Thank you for your email about the £20 uplift to Universal Credit.
The impact of the Coronavirus pandemic has led to a steep rise in the number of Universal Credit claimants in this country, with over 11,000 people in Islington South and Finsbury claiming Universal Credit as of November 2020.
The £20 uplift to Universal Credit has served as a vital lifeline to many people and their families. The government need to recognise that the pandemic is not yet over and that to remove the £20 uplift from Universal Credit claimants in April is unacceptable. More than 50 charities have called for the £20 uplift to Universal Credit to be made permanent, including Shelter, Barnardo’s and Mind.
The £20 uplift to Universal Credit is the equivalent of £1,000 a year. During these difficult times, this extra money has helped cover the cost of bills for some of our society’s poorest households, and yet many have still had to rely on foodbanks for their meals. This is often because the basic rate of Universal Credit is expected to cover all expenses – and even with the £20 uplift, recipients receive less than £100 a week.

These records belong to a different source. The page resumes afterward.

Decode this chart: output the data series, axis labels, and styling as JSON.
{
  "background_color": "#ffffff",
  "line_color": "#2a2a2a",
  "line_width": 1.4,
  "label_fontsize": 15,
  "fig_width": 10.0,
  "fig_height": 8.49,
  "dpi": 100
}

Working-age benefits in Britain are not very high compared to other countries’. The Tories’ planned cut to Universal Credit in April will lead to recipients being paid the lowest, real-terms rate of basic unemployment benefit since 1992. It will see the poorest households in our society lose out on 7% of their income.
There are also a number of people who still haven’t been transferred from their old benefits to Universal Credit. It is very concerning that the recipients of these legacy benefits such as Employment and Support Allowance, Jobseeker’s Allowance or Income Support did not receive a £20 uplift to their benefits last March; a decision which was baseless and entirely unfair.
On 18th January, the Labour Party forced a vote on this issue. We voted to keep the £20 uplift to Universal Credit, whilst Tory MPs refused to vote at all. Our motion would have given families some certainty in this increasingly uncertain world. It is shameful that the Conservative Party want to cut support for families during this crisis. This was a missed opportunity for Tory MPs to search their hearts and do the right thing.
As Labour’s Shadow Work and Pensions Secretary, Jonathan Reynolds, said:
“It is disappointing that the Conservative Government refused to vote with Labour to provide families with certainty and secure our economy. They can still do the right thing and drop their plans to cut Universal Credit. Britain is facing the worst recession of any major economy because of the government’s incompetence and indecision. Families cannot be made to pay the price.”
The government can still do the right thing. The government can still extend the £20 uplift to Universal Credit beyond April, and treat legacy benefit recipients fairly. I sincerely hope that the government does a U-turn for the sake of the thousands of people in our country who desperately need this extra support.
I hope that you and your family are keeping safe and well during these difficult times. If you have any further points you would like to raise on this issue, or indeed any other, please do not hesitate to get back in touch.